Cependant, cette approche comporte d’importantes limites. En effet, le modèle partenarial qui tend à se développer dans un large éventail de secteurs d’activité tels que la sécurité alimentaire, l’employabilité, les relations de voisinage, le décrochage scolaire, les services de santé, etc., soulève d’importantes questions sur les finalités poursuivies par l’intervention auprès des collectivités et, ultimement, sur le sens de la participation des « premiers concernés » dans ce type d’initiatives. Bien qu’il permette à une diversité de groupes d’intérêt de s’exprimer sur des enjeux qui les touchent directement, le partenariat local favorise-t-il une réelle participation des classes populaires aux décisions concernant l’avenir de la société ? Si tel est le cas, à quoi participent-elles ?

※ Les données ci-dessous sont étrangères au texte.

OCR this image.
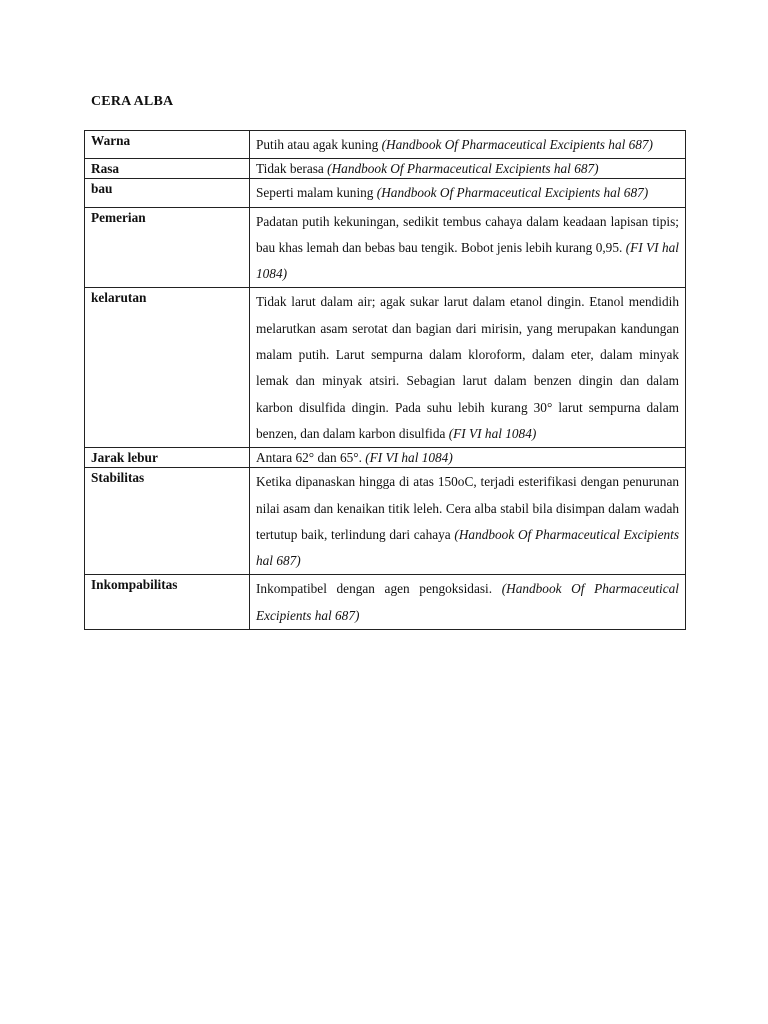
CERA ALBA
Warna	Putih atau agak kuning (Handbook Of Pharmaceutical Excipients hal 687)
Rasa	Tidak berasa (Handbook Of Pharmaceutical Excipients hal 687)
bau	Seperti malam kuning (Handbook Of Pharmaceutical Excipients hal 687)
Pemerian	Padatan putih kekuningan, sedikit tembus cahaya dalam keadaan lapisan tipis; bau khas lemah dan bebas bau tengik. Bobot jenis lebih kurang 0,95. (FI VI hal 1084)
kelarutan	Tidak larut dalam air; agak sukar larut dalam etanol dingin. Etanol mendidih melarutkan asam serotat dan bagian dari mirisin, yang merupakan kandungan malam putih. Larut sempurna dalam kloroform, dalam eter, dalam minyak lemak dan minyak atsiri. Sebagian larut dalam benzen dingin dan dalam karbon disulfida dingin. Pada suhu lebih kurang 30° larut sempurna dalam benzen, dan dalam karbon disulfida (FI VI hal 1084)
Jarak lebur	Antara 62° dan 65°. (FI VI hal 1084)
Stabilitas	Ketika dipanaskan hingga di atas 150oC, terjadi esterifikasi dengan penurunan nilai asam dan kenaikan titik leleh. Cera alba stabil bila disimpan dalam wadah tertutup baik, terlindung dari cahaya (Handbook Of Pharmaceutical Excipients hal 687)
Inkompabilitas	Inkompatibel dengan agen pengoksidasi. (Handbook Of Pharmaceutical Excipients hal 687)
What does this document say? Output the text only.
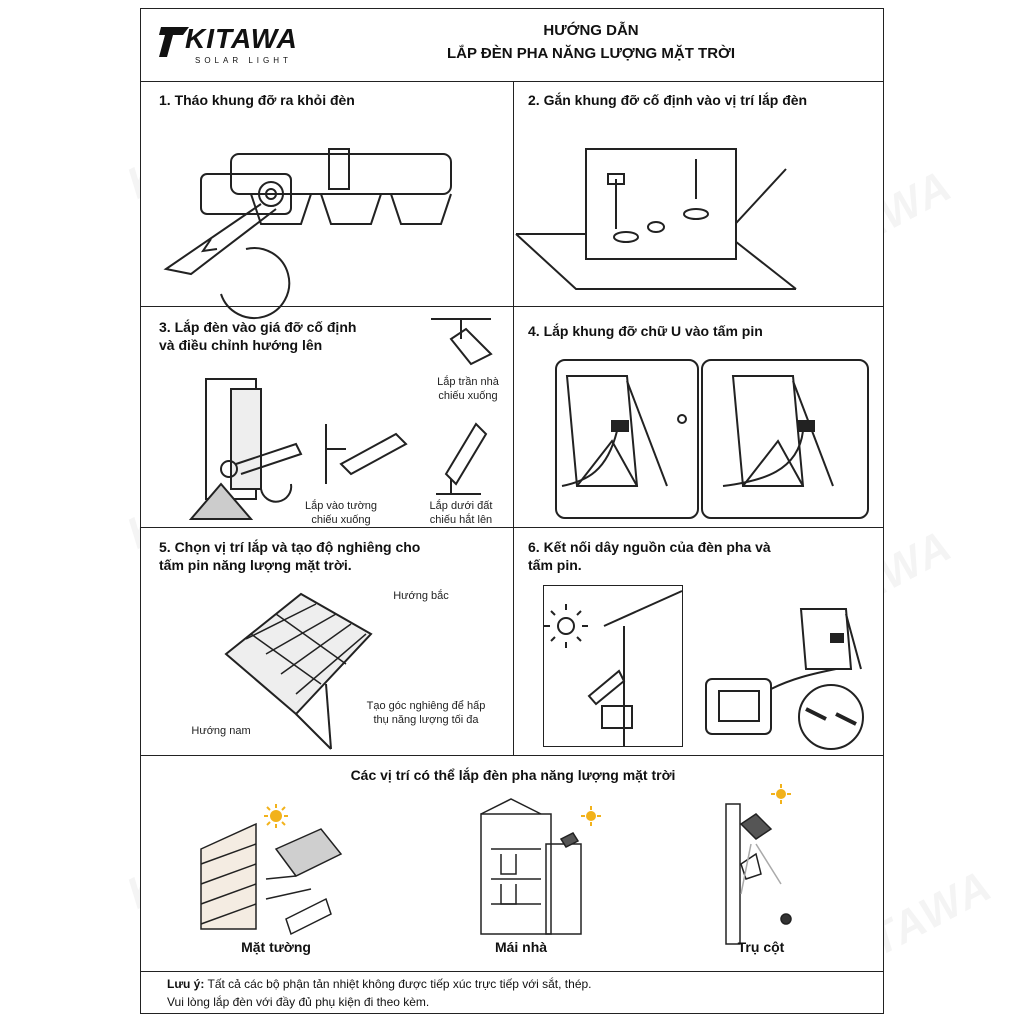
KITAWA
SOLAR LIGHT
HƯỚNG DẪN
LẮP ĐÈN PHA NĂNG LƯỢNG MẶT TRỜI
1. Tháo khung đỡ ra khỏi đèn	2. Gắn khung đỡ cố định vào vị trí lắp đèn
3. Lắp đèn vào giá đỡ cố định
và điều chỉnh hướng lên
Lắp trần nhà
chiếu xuống
Lắp vào tường
chiếu xuống
Lắp dưới đất
chiếu hắt lên
4. Lắp khung đỡ chữ U vào tấm pin
5. Chọn vị trí lắp và tạo độ nghiêng cho
tấm pin năng lượng mặt trời.
Hướng bắc
Hướng nam
Tạo góc nghiêng để hấp
thụ năng lượng tối đa
6. Kết nối dây nguồn của đèn pha và
tấm pin.
Các vị trí có thể lắp đèn pha năng lượng mặt trời
Mặt tường	Mái nhà	Trụ cột
Lưu ý: Tất cả các bộ phận tản nhiệt không được tiếp xúc trực tiếp với sắt, thép.
Vui lòng lắp đèn với đầy đủ phụ kiện đi theo kèm.
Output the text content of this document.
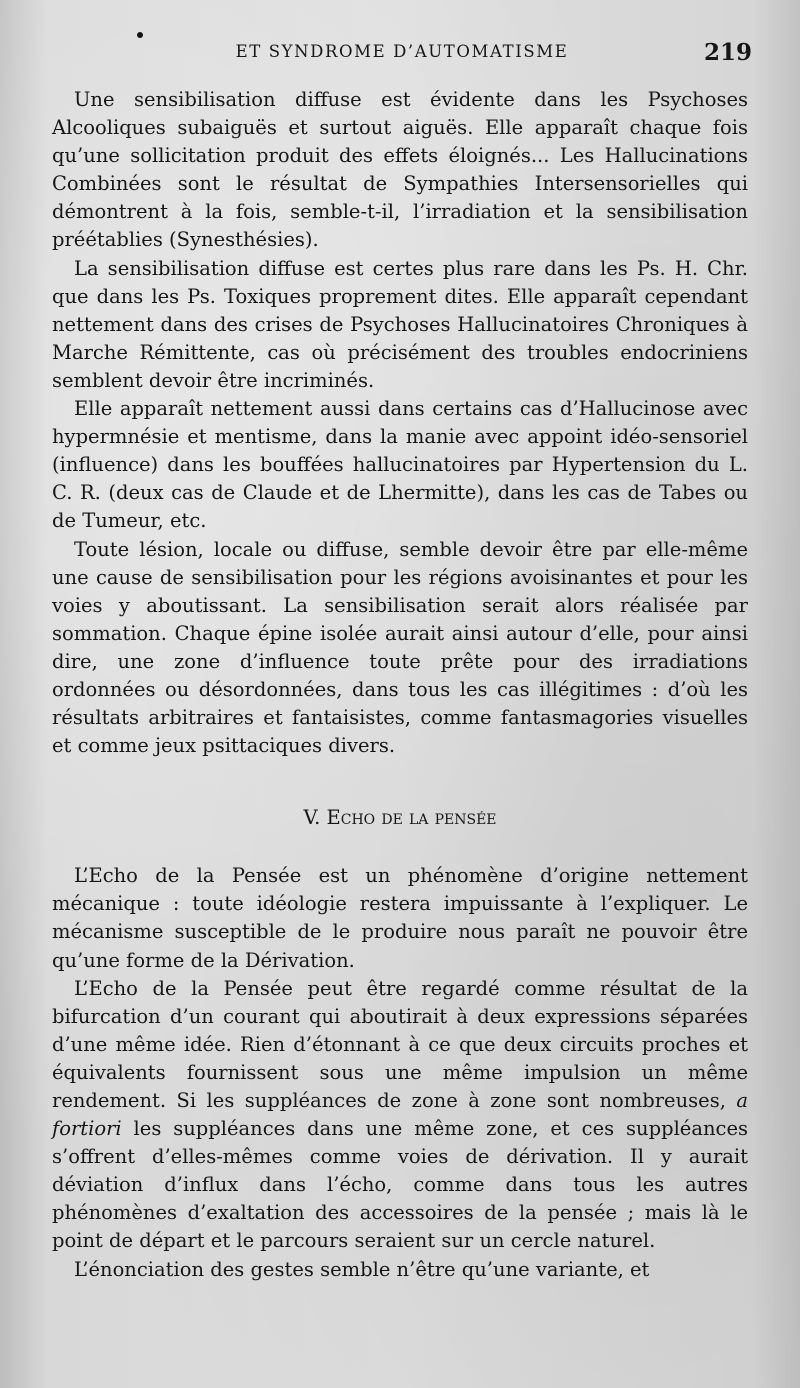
ET SYNDROME D’AUTOMATISME	219

Une sensibilisation diffuse est évidente dans les Psychoses Alcooliques subaiguës et surtout aiguës. Elle apparaît chaque fois qu’une sollicitation produit des effets éloignés... Les Hallucinations Combinées sont le résultat de Sympathies Intersensorielles qui démontrent à la fois, semble-t-il, l’irradiation et la sensibilisation préétablies (Synesthésies).

La sensibilisation diffuse est certes plus rare dans les Ps. H. Chr. que dans les Ps. Toxiques proprement dites. Elle apparaît cependant nettement dans des crises de Psychoses Hallucinatoires Chroniques à Marche Rémittente, cas où précisément des troubles endocriniens semblent devoir être incriminés.

Elle apparaît nettement aussi dans certains cas d’Hallucinose avec hypermnésie et mentisme, dans la manie avec appoint idéo-sensoriel (influence) dans les bouffées hallucinatoires par Hypertension du L. C. R. (deux cas de Claude et de Lhermitte), dans les cas de Tabes ou de Tumeur, etc.

Toute lésion, locale ou diffuse, semble devoir être par elle-même une cause de sensibilisation pour les régions avoisinantes et pour les voies y aboutissant. La sensibilisation serait alors réalisée par sommation. Chaque épine isolée aurait ainsi autour d’elle, pour ainsi dire, une zone d’influence toute prête pour des irradiations ordonnées ou désordonnées, dans tous les cas illégitimes : d’où les résultats arbitraires et fantaisistes, comme fantasmagories visuelles et comme jeux psittaciques divers.

V. Echo de la pensée

L’Echo de la Pensée est un phénomène d’origine nettement mécanique : toute idéologie restera impuissante à l’expliquer. Le mécanisme susceptible de le produire nous paraît ne pouvoir être qu’une forme de la Dérivation.

L’Echo de la Pensée peut être regardé comme résultat de la bifurcation d’un courant qui aboutirait à deux expressions séparées d’une même idée. Rien d’étonnant à ce que deux circuits proches et équivalents fournissent sous une même impulsion un même rendement. Si les suppléances de zone à zone sont nombreuses, a fortiori les suppléances dans une même zone, et ces suppléances s’offrent d’elles-mêmes comme voies de dérivation. Il y aurait déviation d’influx dans l’écho, comme dans tous les autres phénomènes d’exaltation des accessoires de la pensée ; mais là le point de départ et le parcours seraient sur un cercle naturel.

L’énonciation des gestes semble n’être qu’une variante, et
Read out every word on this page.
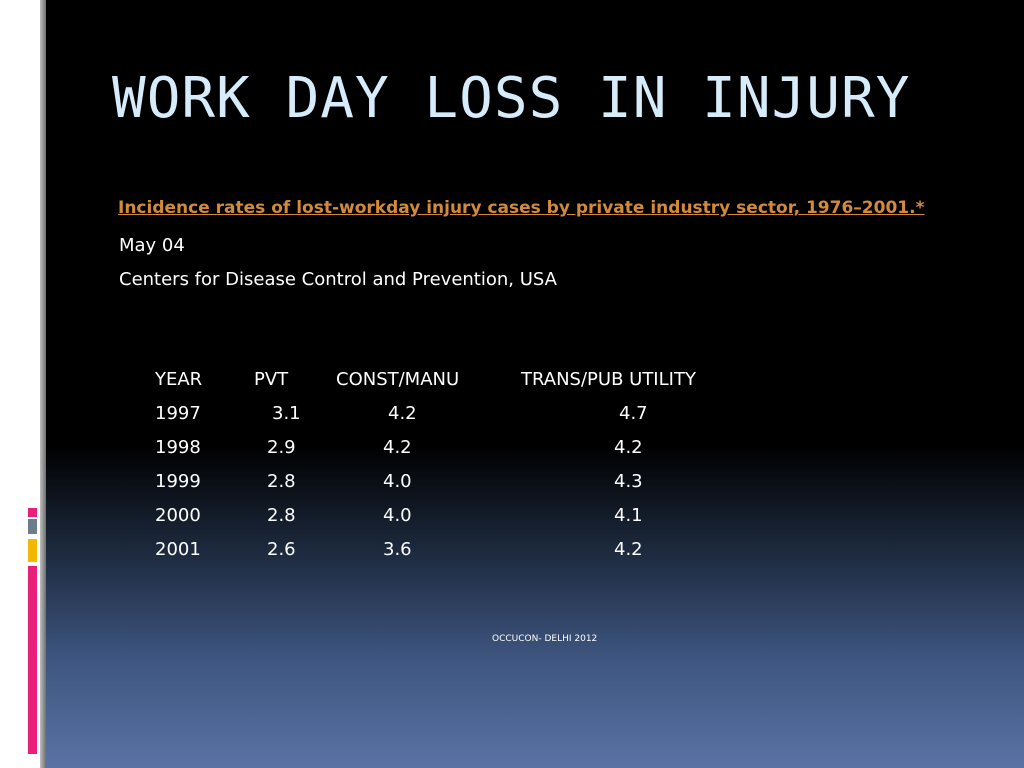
WORK DAY LOSS IN INJURY
Incidence rates of lost-workday injury cases by private industry sector, 1976–2001.*
May 04
Centers for Disease Control and Prevention, USA
YEAR	PVT	CONST/MANU	TRANS/PUB UTILITY
1997	3.1	4.2	4.7
1998	2.9	4.2	4.2
1999	2.8	4.0	4.3
2000	2.8	4.0	4.1
2001	2.6	3.6	4.2
OCCUCON- DELHI 2012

Dans le court texte qui suit, nous tenterons de répondre à ces questions en nous inspirant des pratiques de développement économique et communautaire qui ont cours dans le Sud-Ouest de Montréal, un secteur que nous connaissons pour y avoir oeuvré entre 2000 et 2007[2]. Notre expérience dans ce domaine tend à montrer que le partenariat local peine à répondre aux attentes qu’il crée. Elle nous porte à croire que ce partenariat peut difficilement contribuer à rendre la société plus juste, puisqu’il fait des inégalités sociales sa condition de possibilité. Cette critique nous permettra également d’insister sur le fait que la « participation citoyenne » n’est pas une fin en soi et qu’elle doit toujours être articulée à une réflexion sur les origines des inégalités sociales qui dépasse le cadre strict de la libre expression des points de vue. Avant d’entreprendre cette critique, il nous faut dans un premier temps retracer les origines et les fondements de ces pratiques partenariales.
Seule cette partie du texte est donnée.